Gender Symp.: "'I am a Ruby Wrapped in a Rag' – The Poetry of a Secluded Woman in early 20th-Century India"
Fri, November 16, 2012 • 12:00 PM - 2:00 PM • GAR 1.102
The Department of History's Graduate Symposium on Gender, History, and Sexuality presents:
"'I am a Ruby Wrapped in a Rag' – The Poetry of a Secluded Woman in early 20th-Century India"

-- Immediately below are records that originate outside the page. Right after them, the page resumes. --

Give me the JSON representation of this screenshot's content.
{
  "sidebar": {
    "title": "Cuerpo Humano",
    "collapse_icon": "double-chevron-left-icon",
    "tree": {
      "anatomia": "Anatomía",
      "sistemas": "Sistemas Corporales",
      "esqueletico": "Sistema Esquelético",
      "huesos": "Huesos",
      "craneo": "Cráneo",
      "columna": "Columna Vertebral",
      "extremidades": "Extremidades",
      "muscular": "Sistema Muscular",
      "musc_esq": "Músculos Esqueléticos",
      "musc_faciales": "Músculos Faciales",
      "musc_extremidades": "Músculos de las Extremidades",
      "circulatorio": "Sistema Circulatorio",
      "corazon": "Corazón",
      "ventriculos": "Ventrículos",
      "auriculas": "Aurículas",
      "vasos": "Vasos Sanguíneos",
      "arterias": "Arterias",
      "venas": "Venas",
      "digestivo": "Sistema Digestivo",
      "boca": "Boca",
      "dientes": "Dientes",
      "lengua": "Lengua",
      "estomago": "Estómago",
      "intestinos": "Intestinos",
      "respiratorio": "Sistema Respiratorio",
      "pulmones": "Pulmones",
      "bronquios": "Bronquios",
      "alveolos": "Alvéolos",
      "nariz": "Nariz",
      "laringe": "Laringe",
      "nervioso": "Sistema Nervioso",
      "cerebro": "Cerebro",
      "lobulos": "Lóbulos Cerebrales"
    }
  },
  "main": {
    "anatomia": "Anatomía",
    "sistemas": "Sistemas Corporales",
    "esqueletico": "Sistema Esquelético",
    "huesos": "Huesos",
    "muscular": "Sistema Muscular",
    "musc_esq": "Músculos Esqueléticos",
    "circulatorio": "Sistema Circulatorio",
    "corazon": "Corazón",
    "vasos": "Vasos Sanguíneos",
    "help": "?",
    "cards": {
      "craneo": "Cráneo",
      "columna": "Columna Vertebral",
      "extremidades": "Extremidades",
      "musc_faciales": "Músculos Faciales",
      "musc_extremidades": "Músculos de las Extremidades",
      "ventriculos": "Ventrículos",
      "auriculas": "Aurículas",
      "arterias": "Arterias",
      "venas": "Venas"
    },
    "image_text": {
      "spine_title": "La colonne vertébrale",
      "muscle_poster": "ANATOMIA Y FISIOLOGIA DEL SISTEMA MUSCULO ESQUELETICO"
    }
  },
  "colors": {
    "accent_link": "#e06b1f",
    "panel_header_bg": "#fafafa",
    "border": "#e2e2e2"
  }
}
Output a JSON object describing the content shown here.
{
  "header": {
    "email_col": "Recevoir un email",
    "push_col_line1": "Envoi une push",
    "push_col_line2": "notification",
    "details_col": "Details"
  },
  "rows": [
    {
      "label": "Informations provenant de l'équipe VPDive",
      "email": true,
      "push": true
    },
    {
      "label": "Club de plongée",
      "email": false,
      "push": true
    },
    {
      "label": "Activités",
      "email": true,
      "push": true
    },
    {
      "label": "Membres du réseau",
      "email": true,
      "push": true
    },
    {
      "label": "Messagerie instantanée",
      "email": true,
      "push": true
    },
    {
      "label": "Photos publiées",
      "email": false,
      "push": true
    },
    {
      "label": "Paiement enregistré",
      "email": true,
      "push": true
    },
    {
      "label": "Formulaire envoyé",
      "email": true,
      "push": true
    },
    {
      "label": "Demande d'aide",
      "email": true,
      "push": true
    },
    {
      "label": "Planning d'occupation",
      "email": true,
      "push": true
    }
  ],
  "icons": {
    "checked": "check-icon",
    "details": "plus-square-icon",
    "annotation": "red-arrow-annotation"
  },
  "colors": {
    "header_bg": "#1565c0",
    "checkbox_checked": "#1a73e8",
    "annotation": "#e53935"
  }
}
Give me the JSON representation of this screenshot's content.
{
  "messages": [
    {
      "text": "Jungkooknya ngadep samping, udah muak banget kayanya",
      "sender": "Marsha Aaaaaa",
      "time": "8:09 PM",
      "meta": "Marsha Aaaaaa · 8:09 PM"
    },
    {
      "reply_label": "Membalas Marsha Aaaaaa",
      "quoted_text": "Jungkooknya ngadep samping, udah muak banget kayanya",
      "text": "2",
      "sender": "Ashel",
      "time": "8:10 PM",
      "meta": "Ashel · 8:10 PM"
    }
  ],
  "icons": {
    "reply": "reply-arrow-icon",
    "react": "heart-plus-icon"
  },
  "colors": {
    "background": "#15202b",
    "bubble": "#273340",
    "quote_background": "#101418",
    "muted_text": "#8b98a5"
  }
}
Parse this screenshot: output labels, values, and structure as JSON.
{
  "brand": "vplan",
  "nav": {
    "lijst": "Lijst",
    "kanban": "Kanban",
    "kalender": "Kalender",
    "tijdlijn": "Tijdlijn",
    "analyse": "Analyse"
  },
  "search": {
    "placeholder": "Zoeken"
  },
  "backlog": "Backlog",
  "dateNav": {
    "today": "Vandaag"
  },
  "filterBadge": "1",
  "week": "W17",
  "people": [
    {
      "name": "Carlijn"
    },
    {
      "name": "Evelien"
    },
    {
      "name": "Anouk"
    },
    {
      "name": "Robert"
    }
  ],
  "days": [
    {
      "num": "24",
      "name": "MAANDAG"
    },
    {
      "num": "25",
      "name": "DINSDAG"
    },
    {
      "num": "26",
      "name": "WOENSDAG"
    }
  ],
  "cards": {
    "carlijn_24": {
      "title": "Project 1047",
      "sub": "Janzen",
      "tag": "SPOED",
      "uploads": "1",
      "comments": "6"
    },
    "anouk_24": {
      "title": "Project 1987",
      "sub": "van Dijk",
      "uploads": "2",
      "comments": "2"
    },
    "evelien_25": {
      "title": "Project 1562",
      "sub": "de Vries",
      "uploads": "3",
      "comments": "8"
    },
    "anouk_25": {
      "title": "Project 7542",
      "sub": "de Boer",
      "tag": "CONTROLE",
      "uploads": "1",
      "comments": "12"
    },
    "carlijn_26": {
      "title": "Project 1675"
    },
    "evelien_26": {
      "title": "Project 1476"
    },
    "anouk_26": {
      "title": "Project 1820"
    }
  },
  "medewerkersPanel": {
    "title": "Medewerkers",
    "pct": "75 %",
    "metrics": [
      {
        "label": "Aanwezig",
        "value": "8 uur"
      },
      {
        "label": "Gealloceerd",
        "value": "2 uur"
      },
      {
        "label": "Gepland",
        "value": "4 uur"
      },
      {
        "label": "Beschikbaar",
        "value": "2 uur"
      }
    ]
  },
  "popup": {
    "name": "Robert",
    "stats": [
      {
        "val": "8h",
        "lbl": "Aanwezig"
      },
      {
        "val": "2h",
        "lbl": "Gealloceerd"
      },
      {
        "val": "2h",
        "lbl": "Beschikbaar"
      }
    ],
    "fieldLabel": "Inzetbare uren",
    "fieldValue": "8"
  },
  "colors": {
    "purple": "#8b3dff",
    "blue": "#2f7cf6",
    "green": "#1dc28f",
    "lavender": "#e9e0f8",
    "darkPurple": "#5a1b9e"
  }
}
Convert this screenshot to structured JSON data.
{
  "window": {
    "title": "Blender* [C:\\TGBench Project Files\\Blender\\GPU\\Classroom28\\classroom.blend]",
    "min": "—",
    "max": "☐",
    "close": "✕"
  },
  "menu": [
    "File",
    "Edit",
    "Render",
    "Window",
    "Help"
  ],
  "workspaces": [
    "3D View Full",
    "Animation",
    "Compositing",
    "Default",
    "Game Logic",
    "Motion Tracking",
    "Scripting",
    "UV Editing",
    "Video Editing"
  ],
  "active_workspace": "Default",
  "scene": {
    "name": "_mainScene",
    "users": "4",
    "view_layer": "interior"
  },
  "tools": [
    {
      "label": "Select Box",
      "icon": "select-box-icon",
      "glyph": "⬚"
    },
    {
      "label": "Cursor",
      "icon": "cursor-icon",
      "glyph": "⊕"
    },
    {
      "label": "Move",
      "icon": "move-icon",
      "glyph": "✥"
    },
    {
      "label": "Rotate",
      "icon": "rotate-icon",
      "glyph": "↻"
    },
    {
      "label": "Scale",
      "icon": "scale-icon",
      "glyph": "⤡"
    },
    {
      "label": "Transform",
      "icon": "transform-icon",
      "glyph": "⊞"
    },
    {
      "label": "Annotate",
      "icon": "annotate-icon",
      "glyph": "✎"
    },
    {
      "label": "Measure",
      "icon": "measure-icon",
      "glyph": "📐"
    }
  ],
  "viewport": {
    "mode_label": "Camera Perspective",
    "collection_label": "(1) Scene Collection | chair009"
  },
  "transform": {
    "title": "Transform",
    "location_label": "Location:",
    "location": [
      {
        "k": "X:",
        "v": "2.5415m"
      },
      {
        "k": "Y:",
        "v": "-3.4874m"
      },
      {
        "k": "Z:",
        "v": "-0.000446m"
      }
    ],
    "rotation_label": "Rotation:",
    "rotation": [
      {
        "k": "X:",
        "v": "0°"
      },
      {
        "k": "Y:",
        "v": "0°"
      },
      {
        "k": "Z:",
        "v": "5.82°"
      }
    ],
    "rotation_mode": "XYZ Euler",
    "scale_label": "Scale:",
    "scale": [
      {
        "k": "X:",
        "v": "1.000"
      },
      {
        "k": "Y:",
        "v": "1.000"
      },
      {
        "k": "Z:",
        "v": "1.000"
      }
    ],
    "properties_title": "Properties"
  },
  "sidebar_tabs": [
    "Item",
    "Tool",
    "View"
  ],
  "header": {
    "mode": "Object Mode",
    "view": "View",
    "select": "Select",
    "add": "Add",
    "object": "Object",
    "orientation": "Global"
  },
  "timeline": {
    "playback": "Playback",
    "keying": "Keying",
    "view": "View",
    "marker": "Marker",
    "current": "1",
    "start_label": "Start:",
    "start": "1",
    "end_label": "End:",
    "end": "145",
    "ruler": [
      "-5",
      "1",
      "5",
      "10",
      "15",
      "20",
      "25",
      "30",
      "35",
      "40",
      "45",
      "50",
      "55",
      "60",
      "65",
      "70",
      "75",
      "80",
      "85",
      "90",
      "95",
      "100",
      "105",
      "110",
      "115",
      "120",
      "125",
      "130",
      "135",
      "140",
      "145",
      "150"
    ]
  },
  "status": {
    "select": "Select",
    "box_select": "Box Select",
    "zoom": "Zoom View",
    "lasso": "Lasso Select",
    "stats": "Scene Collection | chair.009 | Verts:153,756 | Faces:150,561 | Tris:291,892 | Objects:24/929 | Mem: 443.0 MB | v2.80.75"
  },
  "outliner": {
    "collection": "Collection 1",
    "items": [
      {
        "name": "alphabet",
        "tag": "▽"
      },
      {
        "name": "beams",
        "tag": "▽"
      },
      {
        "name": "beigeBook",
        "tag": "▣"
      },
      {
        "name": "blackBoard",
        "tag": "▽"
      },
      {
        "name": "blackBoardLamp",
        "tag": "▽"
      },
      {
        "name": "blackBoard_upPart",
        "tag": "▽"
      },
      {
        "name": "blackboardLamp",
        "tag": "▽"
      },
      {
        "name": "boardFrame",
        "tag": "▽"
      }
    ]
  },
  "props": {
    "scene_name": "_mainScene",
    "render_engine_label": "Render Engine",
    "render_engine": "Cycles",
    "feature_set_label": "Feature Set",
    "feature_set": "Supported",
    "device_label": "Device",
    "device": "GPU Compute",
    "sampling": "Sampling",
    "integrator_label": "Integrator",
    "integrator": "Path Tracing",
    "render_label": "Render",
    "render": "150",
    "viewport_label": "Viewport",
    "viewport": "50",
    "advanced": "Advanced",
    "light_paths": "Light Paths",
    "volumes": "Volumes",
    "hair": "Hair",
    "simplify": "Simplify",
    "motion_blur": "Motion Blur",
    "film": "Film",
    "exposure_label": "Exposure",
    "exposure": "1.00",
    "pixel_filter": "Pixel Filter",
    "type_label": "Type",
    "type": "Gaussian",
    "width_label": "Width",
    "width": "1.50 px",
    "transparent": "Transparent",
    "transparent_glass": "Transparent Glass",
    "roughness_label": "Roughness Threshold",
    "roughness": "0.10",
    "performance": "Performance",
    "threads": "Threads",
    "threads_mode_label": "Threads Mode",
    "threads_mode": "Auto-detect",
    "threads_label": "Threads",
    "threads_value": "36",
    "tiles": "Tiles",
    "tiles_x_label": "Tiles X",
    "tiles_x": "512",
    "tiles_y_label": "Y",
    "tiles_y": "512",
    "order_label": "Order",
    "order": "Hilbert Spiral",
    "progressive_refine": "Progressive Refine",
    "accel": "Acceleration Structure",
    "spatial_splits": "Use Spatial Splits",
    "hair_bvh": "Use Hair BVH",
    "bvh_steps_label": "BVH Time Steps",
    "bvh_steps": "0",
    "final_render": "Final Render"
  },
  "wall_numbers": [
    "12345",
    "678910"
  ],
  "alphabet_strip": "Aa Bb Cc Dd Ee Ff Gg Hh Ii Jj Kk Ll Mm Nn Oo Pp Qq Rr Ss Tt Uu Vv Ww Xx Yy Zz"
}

A talk by Dr. Gail Minault, Professor of History at The University of Texas at Austin
Zay Khay Sheen, or Zahida Khatun Sherwani (1894-1922), is an intriguing figure in early 20th century Indian literature and history. An accomplished poet, she observed complete purdah, to the point of never leaving her family home in Aligarh district in northern India. She also kept her identity under wraps, to the extent that admirers of her poetry, which appeared in Urdu literary magazines during her lifetime, were unsure whether she was male or female. For all her isolation and anonymity, she is nevertheless an important example of early women writers of Urdu, who expressed themselves in prose and poetry in the literary periodicals of the day, giving voice not only to women’s identity and social concerns, but also to involvement in the many political and cultural movements of the early Indian nationalist movement. The question to be addressed here is whether her writings, mostly poetry, can be considered autobiographical, or whether a self-portrait can be gleaned from her poetry. This case study will address the overall question of whether poetry can be deemed a source for individual or social history, or whether its images and emotions capture universals that make poetry a poor source for historical and autobiographical specificity.
The Symposium on Gender, History, and Sexuality has been a fixture in Department of History since 2001, offering a forum for graduate students and faculty to present papers and works-in-progress for discussion in a relaxed and collegial atmosphere.